• AUTOR Maders
  • TERMIN
  • KURS 1.73
  • BUKMACHER
  • SPOTKANIE P.KVITOVA vs E.BOUCHARD
  • TURNIEJ Ladies Open Lausanne
  • WYNIK 2:0 (6:3, 6:0)
  • Petra Kvitova Petra
    Kvitova
  • Eugenie
    Bouchard
    Eugenie Bouchard
ANALIZA

Finał turnieju Wimbledońskiego Pań już jutro – zwyciężczyni tego turnieju z 2011 roku Petra Kvitova będzie podejmować Kanadyjkę Eugenie Bouchard, dla której to pierwszy finał turnieju wielkoszlemowego.

Petra Kvitova stosunkowo łatwo radziła sobie z rywalkami podczas tegorocznego Wimbledonu, jednie Venus Williams sprawiła problemy i Czeszka musiała rozgrywać trzeci set.
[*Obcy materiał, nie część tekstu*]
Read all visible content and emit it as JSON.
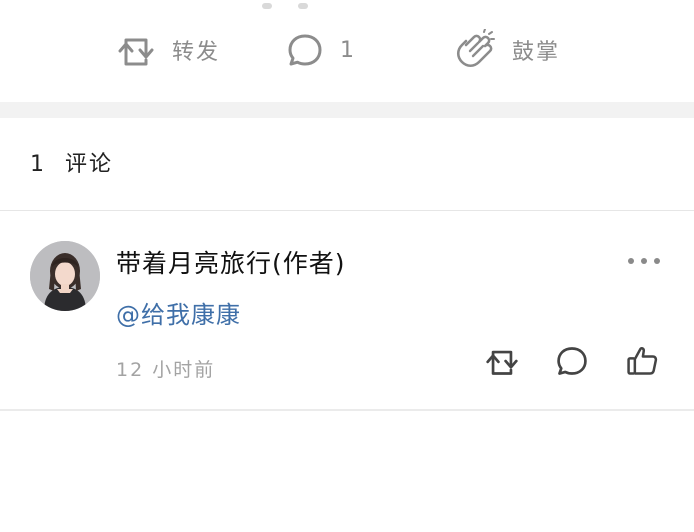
{
  "actions": {
    "repost_label": "转发",
    "comment_count": "1",
    "like_label": "鼓掌"
  },
  "comments_header": {
    "count": "1",
    "label": "评论"
  },
  "comments": [
    {
      "author": "带着月亮旅行(作者)",
      "mention": "@给我康康",
      "time": "12 小时前"
    }
  ],
  "colors": {
    "action_gray": "#8c8c8c",
    "mention_blue": "#3f6fa8",
    "divider": "#e6e6e6",
    "band": "#f2f2f2"
  }
}
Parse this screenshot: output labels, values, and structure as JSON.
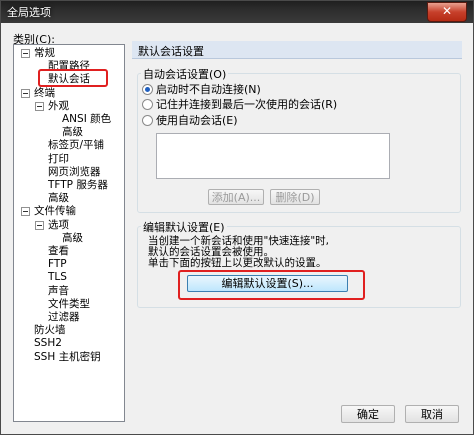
{
  "window": {
    "title": "全局选项",
    "close_glyph": "✕"
  },
  "category_label": "类别(C):",
  "tree": [
    {
      "label": "常规",
      "expandable": true
    },
    {
      "label": "配置路径"
    },
    {
      "label": "默认会话",
      "highlighted": true
    },
    {
      "label": "终端",
      "expandable": true
    },
    {
      "label": "外观",
      "expandable": true
    },
    {
      "label": "ANSI 颜色"
    },
    {
      "label": "高级"
    },
    {
      "label": "标签页/平铺"
    },
    {
      "label": "打印"
    },
    {
      "label": "网页浏览器"
    },
    {
      "label": "TFTP 服务器"
    },
    {
      "label": "高级"
    },
    {
      "label": "文件传输",
      "expandable": true
    },
    {
      "label": "选项",
      "expandable": true
    },
    {
      "label": "高级"
    },
    {
      "label": "查看"
    },
    {
      "label": "FTP"
    },
    {
      "label": "TLS"
    },
    {
      "label": "声音"
    },
    {
      "label": "文件类型"
    },
    {
      "label": "过滤器"
    },
    {
      "label": "防火墙"
    },
    {
      "label": "SSH2"
    },
    {
      "label": "SSH 主机密钥"
    }
  ],
  "panel": {
    "header": "默认会话设置",
    "auto_group": {
      "label": "自动会话设置(O)",
      "options": [
        {
          "label": "启动时不自动连接(N)",
          "checked": true
        },
        {
          "label": "记住并连接到最后一次使用的会话(R)",
          "checked": false
        },
        {
          "label": "使用自动会话(E)",
          "checked": false
        }
      ],
      "add_button": "添加(A)...",
      "delete_button": "删除(D)"
    },
    "edit_group": {
      "label": "编辑默认设置(E)",
      "description": [
        "当创建一个新会话和使用\"快速连接\"时,",
        "默认的会话设置会被使用。",
        "单击下面的按钮上以更改默认的设置。"
      ],
      "edit_button": "编辑默认设置(S)..."
    }
  },
  "footer": {
    "ok": "确定",
    "cancel": "取消"
  },
  "colors": {
    "annotation": "#e02020",
    "header_bg": "#dde6f2"
  }
}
Pozostałe rywalki po prostu odbiegały poziomem. Kvitova po cześci przypomina zawodniczkę, która w 2011 roku wygrała Wimbledon. Dobrze funkcjonuje serwis, poprawiło się poruszanie po korcie – styl gry Kvitovej świetny wpasował się na nawierzchnie trawiastą.

Petra wczoraj bez żadnych problemów poradziła sobie ze swoją rodaczką Lucie Safarovą. Kvitova zaskoczyła mnie bardzo dobrym poruszaniem po korcie, które może być nawet kluczowe w jej sukcesie, jakim jest ten finał. Czeszka świetnie trafiła z najwyższą formą na ten okres. Trudno szukać jakichś słabych cech w grze Petry, która pewnie zmierza po swoje drugie wielkoszlemowe zwycięstwo na Wimbledonie i w całej karierze.
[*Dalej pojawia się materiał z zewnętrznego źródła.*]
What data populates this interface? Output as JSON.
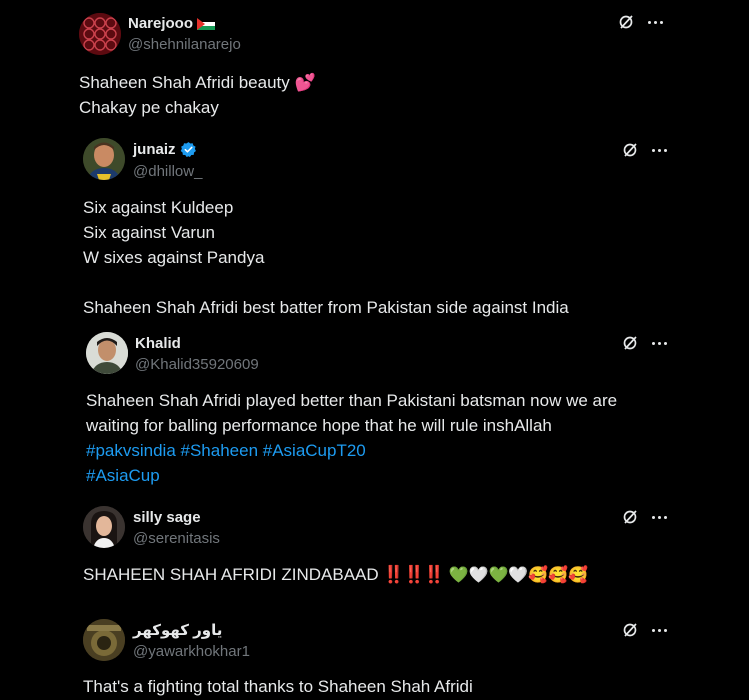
{
  "posts": [
    {
      "name": "Narejooo",
      "handle": "@shehnilanarejo",
      "lines": [
        "Shaheen Shah Afridi beauty 💕",
        "Chakay pe chakay"
      ]
    },
    {
      "name": "junaiz",
      "handle": "@dhillow_",
      "lines": [
        "Six against Kuldeep",
        "Six against Varun",
        "W sixes against Pandya",
        "",
        "Shaheen Shah Afridi best batter from Pakistan side against India"
      ]
    },
    {
      "name": "Khalid",
      "handle": "@Khalid35920609",
      "lines": [
        "Shaheen Shah Afridi played better than Pakistani batsman now we are",
        "waiting for balling performance hope that he will rule inshAllah"
      ],
      "hashtags_line1": "#pakvsindia #Shaheen #AsiaCupT20",
      "hashtags_line2": "#AsiaCup"
    },
    {
      "name": "silly sage",
      "handle": "@serenitasis",
      "text": "SHAHEEN SHAH AFRIDI ZINDABAAD ",
      "bangs": "‼️‼️‼️",
      "emojis": "💚🤍💚🤍🥰🥰🥰"
    },
    {
      "name": "یاور کھوکھر",
      "handle": "@yawarkhokhar1",
      "lines": [
        "That's a fighting total thanks to Shaheen Shah Afridi"
      ]
    }
  ],
  "icons": {
    "grok": "grok-icon",
    "more": "more-icon",
    "verified": "verified-badge-icon",
    "flag": "palestine-flag-icon"
  },
  "colors": {
    "background": "#000000",
    "text": "#e7e9ea",
    "secondary": "#71767b",
    "link": "#1d9bf0",
    "verified": "#1d9bf0"
  }
}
Eugenie Bouchard jako jedyna w tym sezonie melduje się w każdym półfinale Wielkiego Szlema co trzeba uznać za spory sukces młodej Kanadyjki, która praktycznie od kilku miesięcy jest liczącą się tenisistką. W tym turnieju Genie odnosi stosunkowo pewne zwycięstwa, jak dotychczas nie straciła seta. Jestem zdania, że dzisiaj miała dużo szczęścia trafiając na Angelique Kerber, która wczoraj rozegrała wyniszczający bój z Marią Sharapovą i skutki było widać dziś na korcie. Owszem, Bouchard zagrała dobry mecz, jednak przy statycznej postawie rywalki.
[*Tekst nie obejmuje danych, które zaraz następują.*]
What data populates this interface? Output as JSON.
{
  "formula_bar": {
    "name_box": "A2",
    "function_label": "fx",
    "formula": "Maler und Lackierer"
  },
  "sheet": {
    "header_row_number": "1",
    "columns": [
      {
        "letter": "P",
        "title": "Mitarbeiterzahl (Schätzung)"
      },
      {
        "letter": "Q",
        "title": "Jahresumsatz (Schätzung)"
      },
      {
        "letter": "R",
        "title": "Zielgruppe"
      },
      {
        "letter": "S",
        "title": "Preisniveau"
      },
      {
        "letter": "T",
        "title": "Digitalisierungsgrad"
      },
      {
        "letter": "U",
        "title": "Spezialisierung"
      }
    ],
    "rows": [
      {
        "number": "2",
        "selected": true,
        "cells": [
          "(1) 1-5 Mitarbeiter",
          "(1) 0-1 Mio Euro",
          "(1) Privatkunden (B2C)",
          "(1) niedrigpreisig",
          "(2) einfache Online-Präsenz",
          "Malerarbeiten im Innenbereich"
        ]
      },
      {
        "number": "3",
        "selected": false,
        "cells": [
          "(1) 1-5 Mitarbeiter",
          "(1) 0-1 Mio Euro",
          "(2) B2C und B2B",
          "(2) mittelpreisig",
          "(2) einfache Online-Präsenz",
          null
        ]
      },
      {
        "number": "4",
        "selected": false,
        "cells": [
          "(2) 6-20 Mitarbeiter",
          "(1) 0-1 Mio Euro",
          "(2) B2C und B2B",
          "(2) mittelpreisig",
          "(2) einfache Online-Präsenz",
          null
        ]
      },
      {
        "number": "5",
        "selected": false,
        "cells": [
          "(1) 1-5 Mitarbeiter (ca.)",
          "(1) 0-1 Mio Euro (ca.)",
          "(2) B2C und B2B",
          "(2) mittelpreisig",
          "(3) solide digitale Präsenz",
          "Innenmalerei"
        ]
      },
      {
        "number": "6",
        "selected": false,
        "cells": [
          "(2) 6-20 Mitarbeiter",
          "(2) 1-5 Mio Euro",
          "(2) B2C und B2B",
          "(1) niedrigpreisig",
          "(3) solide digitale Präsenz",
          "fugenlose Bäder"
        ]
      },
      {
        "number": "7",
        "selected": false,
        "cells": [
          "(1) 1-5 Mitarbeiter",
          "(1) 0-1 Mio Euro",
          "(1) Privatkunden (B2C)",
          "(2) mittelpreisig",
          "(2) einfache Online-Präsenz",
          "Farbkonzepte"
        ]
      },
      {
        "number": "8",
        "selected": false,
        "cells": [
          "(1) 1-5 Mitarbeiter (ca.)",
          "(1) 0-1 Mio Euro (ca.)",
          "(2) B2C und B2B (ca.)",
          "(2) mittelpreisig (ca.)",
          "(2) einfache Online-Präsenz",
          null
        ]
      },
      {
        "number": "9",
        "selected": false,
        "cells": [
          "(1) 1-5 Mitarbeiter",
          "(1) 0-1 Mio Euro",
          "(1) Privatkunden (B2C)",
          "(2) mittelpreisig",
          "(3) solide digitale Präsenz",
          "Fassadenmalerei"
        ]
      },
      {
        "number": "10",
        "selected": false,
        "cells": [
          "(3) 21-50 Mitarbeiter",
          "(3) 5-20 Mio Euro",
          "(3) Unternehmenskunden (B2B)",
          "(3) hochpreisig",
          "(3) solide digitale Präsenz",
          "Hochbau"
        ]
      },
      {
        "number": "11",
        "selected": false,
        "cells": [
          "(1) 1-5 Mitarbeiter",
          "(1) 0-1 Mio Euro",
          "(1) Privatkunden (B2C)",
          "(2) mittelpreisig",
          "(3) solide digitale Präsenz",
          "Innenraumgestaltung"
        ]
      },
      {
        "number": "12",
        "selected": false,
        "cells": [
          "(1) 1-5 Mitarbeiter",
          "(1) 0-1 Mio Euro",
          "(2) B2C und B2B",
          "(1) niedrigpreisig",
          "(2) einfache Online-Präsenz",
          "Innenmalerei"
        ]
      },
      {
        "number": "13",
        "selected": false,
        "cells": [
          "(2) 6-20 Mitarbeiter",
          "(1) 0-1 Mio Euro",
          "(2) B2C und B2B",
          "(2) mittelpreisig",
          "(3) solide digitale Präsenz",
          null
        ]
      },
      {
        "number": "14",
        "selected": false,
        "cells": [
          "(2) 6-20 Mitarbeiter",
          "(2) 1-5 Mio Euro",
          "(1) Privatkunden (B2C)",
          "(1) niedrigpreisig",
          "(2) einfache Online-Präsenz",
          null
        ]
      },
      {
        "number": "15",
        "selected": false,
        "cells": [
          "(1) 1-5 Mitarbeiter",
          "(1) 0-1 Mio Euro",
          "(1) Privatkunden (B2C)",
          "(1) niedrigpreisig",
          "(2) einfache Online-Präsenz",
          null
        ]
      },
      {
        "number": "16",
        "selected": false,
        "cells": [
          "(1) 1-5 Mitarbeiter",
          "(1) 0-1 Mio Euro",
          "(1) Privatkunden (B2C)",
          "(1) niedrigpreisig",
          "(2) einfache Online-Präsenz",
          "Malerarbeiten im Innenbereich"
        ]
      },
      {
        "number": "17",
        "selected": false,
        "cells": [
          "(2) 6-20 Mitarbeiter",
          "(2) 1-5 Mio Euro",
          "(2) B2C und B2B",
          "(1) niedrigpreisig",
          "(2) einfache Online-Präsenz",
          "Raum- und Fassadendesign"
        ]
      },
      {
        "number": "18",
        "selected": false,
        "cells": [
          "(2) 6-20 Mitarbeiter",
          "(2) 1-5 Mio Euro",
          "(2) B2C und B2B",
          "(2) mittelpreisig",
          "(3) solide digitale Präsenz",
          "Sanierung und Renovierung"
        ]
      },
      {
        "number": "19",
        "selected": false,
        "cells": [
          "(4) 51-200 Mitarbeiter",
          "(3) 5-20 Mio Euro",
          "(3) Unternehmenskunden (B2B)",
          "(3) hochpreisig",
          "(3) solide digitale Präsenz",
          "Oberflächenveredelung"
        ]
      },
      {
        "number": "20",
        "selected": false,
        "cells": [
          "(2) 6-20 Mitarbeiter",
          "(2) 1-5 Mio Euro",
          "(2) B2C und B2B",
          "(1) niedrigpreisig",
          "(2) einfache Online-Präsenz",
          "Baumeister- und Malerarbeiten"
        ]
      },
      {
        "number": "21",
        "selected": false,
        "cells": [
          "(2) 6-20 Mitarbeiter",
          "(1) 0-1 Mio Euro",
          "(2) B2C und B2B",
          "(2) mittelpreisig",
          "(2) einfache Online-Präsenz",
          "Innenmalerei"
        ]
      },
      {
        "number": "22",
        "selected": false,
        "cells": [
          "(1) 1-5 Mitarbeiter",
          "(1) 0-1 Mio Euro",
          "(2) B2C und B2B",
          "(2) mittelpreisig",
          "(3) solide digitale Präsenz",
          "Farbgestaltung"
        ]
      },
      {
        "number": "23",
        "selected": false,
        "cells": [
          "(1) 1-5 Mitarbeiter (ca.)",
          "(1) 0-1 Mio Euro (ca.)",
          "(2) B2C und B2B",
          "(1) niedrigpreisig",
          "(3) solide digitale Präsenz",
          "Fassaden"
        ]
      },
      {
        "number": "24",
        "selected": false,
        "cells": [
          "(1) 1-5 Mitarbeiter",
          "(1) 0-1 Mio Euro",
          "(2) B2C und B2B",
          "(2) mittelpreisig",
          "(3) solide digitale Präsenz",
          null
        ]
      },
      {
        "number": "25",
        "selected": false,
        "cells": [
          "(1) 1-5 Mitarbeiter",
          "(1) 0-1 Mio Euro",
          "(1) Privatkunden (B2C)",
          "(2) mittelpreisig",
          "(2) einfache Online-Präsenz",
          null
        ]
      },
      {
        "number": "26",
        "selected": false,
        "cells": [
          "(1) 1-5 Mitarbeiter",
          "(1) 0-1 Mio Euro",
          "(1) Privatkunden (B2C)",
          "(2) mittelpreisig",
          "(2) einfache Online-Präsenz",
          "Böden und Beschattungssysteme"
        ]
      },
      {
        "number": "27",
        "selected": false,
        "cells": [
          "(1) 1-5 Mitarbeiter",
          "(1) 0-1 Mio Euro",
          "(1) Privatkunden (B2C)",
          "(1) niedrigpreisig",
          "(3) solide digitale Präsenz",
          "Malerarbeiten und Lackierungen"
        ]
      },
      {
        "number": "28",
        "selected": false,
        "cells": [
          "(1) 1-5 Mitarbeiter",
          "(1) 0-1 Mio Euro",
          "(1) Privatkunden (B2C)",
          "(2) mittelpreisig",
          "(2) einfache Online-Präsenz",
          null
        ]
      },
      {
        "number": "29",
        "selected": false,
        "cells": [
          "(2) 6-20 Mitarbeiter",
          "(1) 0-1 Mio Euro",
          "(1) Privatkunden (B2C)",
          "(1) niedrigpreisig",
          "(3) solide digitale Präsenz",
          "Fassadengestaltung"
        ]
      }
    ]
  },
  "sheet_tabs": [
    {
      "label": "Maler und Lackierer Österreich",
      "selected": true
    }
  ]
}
Trzeba Kanadyjce oddać, że gra bardzo dobry tenis, jednak w meczu z Halep wynik wypatrzyła kontuzja Rumunki, której nabawiła się na początku spotkania. Przez to nie mogła się normalnie poruszać i nie dobiegała do stosunkowo prostych piłek. Eugenie Bouchard cały turniej gra na równym poziomie i sądzę, że w końcu muszą nadejść gorsze chwile, które rozregulują jej grę bo w tym wieku nie da się przez tak długi czas grać na takim poziomie. Dodatkowo stres może odegrać swoją rolę.

Spodziewałem się innego ułożenia kursów, przewidywałem, że bukmacherzy dadzą mniejsze szanse Eugenie Bouchard. Moim zdaniem swój drugi tytuł w Londynie zdobędzie Petra Kvitova, która na to najbardziej zasługuje. Równa, dobra gra przez cały turniej – jutro jeśli Petra zagra agresywnie i na takim poziomie jak przez ostatnie dwa tygodnie to wygra Wimbledon.